Comment 4 Jason Sholl CLA 2010-05-12 15:51:35 EDT
Created attachment 168244 [details]
updated patch

Updated the patch to include the additional null check.
Comment 5 Chuck Bridgham CLA 2010-05-12 15:53:02 EDT
approved
Comment 6 Jason Sholl CLA 2010-05-12 16:01:06 EDT
    * Explain why you believe this is a stop-ship defect. Or, if it is a "hotbug" (requested by an adopter) please document it as such. 

See initial description.

    * Is there a work-around? If so, why do you believe the work-around is insufficient? 

No.

    * How has the fix been tested? Is there a test case attached to the bugzilla record? Has a JUnit Test been added? 

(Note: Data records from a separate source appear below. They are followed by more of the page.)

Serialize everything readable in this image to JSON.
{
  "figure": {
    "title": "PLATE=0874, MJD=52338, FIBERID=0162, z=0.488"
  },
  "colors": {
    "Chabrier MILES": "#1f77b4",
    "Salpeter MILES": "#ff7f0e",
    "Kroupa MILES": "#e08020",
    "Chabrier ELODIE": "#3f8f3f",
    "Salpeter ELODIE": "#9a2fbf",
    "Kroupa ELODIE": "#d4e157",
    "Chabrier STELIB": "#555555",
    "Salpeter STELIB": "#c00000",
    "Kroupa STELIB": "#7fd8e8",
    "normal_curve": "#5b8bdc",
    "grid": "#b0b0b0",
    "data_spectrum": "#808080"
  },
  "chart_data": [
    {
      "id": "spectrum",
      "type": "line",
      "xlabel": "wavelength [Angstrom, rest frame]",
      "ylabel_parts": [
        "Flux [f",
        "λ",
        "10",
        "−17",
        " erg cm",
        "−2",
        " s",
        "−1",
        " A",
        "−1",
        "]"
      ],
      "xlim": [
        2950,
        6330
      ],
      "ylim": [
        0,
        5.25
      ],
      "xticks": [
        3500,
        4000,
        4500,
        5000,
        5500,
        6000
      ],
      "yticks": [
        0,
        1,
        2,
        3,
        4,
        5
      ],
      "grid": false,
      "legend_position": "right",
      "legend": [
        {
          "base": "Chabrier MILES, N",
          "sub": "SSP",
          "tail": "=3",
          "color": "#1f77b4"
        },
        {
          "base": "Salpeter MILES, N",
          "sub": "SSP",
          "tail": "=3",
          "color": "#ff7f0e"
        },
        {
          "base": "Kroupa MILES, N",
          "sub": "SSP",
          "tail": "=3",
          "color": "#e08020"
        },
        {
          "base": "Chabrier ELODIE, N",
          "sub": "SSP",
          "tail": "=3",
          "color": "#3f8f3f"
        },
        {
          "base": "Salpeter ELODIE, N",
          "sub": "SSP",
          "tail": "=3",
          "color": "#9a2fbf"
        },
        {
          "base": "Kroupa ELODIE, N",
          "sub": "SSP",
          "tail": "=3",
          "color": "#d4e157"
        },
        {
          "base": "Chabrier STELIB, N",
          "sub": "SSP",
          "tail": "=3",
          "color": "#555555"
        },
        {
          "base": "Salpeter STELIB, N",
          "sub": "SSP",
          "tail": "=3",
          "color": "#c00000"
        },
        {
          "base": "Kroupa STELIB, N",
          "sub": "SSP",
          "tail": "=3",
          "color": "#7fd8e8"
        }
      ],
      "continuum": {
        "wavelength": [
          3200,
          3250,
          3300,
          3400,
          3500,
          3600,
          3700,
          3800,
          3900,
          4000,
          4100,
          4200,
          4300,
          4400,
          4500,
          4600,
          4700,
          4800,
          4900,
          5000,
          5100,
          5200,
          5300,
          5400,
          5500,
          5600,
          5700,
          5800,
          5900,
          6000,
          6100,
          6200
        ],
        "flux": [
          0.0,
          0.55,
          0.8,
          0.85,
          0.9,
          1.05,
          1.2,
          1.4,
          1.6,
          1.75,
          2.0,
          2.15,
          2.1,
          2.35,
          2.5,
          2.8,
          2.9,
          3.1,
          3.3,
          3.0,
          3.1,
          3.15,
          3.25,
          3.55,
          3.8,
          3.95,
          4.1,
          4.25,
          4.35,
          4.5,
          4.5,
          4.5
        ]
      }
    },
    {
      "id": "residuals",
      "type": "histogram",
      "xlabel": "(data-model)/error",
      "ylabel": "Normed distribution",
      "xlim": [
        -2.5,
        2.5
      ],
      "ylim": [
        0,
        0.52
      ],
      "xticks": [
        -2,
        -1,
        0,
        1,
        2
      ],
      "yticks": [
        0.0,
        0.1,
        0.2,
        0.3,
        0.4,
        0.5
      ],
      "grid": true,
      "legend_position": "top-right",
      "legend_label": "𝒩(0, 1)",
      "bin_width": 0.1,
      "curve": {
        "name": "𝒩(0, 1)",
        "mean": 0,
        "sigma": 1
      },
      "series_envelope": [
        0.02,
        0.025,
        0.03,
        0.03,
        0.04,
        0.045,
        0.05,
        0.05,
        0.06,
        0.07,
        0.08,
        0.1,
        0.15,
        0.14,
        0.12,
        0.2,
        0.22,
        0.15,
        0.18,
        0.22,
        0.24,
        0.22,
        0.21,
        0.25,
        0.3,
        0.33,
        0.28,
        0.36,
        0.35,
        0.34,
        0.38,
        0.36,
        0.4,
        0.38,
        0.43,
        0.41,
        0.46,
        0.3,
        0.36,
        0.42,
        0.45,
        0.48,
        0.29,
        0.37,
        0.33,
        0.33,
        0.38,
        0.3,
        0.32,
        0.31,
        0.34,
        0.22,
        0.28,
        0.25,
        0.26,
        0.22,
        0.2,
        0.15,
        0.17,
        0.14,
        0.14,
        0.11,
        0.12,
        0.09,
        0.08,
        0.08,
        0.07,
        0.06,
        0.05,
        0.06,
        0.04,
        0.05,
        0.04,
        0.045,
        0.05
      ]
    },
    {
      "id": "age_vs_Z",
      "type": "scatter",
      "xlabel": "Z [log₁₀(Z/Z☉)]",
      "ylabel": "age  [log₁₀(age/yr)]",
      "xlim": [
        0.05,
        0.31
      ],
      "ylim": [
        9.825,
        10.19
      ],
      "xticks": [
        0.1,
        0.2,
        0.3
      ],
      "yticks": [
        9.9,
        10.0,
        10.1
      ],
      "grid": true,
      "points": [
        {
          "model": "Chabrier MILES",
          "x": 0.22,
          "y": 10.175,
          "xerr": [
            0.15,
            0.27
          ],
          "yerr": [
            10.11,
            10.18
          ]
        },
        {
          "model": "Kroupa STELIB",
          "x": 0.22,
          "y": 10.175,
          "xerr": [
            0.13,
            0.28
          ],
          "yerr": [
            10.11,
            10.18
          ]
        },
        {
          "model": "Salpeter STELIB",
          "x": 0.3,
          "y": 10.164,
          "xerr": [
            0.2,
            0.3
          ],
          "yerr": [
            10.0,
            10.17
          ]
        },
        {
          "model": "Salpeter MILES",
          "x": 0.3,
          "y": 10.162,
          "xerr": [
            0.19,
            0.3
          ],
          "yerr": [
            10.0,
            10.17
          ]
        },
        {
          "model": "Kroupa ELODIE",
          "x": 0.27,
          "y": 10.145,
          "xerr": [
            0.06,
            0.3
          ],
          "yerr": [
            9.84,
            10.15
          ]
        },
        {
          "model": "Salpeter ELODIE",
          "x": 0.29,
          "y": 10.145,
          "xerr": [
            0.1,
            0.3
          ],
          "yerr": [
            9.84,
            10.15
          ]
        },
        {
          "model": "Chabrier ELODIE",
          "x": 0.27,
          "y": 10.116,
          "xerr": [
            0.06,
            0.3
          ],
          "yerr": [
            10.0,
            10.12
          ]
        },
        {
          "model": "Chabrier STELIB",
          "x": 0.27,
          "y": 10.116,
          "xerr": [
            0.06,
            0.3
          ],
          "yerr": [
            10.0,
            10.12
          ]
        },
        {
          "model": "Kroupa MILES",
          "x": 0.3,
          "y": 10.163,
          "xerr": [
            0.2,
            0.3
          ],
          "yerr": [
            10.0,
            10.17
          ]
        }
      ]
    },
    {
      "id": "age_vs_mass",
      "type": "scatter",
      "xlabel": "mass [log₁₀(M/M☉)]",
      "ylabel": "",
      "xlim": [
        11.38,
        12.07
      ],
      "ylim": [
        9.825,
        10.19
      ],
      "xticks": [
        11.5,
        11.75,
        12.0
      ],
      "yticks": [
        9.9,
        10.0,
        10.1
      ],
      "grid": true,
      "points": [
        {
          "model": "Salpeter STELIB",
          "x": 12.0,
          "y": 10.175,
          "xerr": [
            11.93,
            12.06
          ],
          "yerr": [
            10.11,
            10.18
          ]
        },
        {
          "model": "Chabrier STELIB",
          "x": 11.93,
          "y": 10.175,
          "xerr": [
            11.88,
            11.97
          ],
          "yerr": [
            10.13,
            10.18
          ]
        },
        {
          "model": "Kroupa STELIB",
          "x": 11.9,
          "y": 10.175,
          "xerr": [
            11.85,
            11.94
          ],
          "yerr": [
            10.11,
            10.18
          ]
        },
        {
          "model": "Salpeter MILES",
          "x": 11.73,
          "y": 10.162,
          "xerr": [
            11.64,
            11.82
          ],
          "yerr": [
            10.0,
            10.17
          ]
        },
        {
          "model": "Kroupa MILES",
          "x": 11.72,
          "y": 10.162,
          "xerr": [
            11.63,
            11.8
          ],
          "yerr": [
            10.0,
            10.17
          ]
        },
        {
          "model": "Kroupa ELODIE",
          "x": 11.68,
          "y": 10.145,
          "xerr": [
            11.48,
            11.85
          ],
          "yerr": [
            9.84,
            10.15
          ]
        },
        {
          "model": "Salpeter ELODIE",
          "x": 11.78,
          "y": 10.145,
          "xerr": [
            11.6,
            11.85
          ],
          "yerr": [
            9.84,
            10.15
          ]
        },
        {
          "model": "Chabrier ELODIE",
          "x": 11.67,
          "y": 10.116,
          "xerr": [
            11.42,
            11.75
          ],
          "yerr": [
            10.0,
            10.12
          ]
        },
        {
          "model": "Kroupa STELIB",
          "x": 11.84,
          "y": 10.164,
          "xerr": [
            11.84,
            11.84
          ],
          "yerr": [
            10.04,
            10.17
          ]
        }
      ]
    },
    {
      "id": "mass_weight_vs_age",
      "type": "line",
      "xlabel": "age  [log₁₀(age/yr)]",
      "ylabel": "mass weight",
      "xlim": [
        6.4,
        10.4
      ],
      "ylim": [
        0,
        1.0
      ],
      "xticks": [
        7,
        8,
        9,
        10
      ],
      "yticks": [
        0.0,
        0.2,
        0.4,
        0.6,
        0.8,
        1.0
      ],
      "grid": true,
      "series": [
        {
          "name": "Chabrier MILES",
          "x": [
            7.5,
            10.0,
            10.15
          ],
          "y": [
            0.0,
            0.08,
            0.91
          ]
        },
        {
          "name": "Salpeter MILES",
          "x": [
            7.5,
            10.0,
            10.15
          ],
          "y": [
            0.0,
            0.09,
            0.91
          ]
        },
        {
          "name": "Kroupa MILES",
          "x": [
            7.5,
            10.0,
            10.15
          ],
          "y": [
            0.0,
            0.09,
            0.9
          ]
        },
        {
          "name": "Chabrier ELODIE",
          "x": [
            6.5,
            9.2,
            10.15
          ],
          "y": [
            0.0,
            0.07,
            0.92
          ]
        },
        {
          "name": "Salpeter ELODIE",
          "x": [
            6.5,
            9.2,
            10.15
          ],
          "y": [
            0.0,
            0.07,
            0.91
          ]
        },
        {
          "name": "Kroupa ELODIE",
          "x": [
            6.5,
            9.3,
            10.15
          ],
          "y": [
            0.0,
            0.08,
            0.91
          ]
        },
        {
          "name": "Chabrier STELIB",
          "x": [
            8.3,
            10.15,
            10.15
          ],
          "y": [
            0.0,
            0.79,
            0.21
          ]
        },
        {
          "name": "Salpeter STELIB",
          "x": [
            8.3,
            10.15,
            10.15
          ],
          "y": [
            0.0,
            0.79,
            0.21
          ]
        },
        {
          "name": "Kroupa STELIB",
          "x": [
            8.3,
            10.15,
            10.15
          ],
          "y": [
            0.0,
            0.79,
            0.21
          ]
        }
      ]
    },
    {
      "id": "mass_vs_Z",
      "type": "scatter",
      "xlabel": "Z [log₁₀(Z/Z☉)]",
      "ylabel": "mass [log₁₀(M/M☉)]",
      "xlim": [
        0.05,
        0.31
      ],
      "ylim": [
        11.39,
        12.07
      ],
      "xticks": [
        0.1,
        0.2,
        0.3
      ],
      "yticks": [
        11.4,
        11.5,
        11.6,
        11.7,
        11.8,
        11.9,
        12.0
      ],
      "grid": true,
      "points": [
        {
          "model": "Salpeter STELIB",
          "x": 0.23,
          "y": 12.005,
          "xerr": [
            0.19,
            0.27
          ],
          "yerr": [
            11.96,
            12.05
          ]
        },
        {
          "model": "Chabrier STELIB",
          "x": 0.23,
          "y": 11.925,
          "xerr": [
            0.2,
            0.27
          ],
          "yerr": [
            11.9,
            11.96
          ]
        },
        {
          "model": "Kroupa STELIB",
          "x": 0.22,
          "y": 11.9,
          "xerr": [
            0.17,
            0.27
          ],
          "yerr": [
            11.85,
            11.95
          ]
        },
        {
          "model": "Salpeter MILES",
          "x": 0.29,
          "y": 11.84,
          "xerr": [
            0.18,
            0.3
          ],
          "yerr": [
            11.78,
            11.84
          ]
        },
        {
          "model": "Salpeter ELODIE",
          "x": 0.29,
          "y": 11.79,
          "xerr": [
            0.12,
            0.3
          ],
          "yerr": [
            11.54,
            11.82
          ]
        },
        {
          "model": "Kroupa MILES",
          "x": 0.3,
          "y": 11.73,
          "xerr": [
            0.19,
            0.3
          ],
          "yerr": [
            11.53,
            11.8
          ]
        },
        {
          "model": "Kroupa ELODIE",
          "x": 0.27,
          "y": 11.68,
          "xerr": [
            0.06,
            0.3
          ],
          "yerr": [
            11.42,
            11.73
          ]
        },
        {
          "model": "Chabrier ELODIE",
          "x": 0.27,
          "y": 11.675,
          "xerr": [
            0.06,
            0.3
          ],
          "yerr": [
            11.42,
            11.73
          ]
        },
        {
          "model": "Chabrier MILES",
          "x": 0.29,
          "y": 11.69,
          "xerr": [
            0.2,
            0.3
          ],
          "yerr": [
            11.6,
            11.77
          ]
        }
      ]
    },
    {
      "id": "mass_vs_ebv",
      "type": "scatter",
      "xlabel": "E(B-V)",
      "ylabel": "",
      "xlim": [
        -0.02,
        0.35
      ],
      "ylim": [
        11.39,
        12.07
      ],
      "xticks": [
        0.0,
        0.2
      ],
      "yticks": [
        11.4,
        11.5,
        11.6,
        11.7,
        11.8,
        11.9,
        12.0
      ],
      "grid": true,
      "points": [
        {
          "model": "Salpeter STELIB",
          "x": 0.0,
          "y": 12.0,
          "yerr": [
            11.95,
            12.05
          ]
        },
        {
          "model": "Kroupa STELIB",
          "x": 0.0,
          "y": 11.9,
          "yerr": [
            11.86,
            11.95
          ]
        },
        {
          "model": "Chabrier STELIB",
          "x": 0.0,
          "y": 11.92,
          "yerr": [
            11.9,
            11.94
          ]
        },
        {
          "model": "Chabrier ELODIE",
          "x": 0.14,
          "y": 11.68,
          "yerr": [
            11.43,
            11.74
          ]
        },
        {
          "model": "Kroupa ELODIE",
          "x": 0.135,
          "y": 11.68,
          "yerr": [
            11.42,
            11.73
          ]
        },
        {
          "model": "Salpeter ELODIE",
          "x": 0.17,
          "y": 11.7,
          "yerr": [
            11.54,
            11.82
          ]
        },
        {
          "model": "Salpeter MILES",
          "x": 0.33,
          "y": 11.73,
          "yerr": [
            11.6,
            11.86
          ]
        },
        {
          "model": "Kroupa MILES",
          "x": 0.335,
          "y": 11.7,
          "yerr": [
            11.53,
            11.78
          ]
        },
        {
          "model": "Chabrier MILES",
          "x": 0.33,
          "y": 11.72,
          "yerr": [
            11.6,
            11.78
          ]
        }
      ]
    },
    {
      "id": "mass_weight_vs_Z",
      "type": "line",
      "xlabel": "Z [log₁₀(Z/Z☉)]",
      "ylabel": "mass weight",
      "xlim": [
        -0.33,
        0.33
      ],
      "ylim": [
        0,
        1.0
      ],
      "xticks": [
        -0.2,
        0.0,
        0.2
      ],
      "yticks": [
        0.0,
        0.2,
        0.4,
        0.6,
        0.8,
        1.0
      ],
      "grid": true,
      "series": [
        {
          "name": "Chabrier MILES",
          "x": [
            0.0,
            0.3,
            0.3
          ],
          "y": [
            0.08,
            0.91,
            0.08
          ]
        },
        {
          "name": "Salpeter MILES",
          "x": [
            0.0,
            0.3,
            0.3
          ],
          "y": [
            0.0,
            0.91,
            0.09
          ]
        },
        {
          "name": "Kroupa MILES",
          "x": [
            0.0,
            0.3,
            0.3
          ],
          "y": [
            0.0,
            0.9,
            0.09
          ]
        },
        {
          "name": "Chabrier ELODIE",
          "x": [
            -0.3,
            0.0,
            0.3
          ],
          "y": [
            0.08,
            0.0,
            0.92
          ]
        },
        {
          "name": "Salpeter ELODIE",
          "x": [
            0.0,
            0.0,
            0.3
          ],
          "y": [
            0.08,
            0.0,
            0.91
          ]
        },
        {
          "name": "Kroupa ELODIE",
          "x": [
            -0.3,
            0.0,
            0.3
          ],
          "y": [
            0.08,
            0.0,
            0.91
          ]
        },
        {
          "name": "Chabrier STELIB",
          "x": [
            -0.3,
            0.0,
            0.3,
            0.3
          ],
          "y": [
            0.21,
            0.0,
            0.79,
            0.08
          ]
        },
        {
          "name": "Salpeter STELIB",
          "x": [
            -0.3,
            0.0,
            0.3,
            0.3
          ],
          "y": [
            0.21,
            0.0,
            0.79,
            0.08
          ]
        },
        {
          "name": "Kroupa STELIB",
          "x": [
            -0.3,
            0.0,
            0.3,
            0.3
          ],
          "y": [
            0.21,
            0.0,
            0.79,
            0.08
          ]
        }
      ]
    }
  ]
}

This has been tested in UI in both adopter product and in WTP

    * Give a brief technical overview. Who has reviewed this fix? 

Simple fix to ensure both variables are null checked; worse case everything will be initialized twice, but that is OK because everything will still be consistent.

    * What is the risk associated with this fix? 

none
Comment 7 Jason Sholl CLA 2010-05-12 18:34:16 EDT
code checked into head for wtp 3.2 rc1
Comment 8 Larry Isaacs CLA 2010-05-13 10:09:11 EDT
Using the source from the WTP SDK I-3.2.0-20100513045407 build, I've verified via breakpoints that the NPE can no longer occur, though three threads try to access getResolvers() concurrently at startup.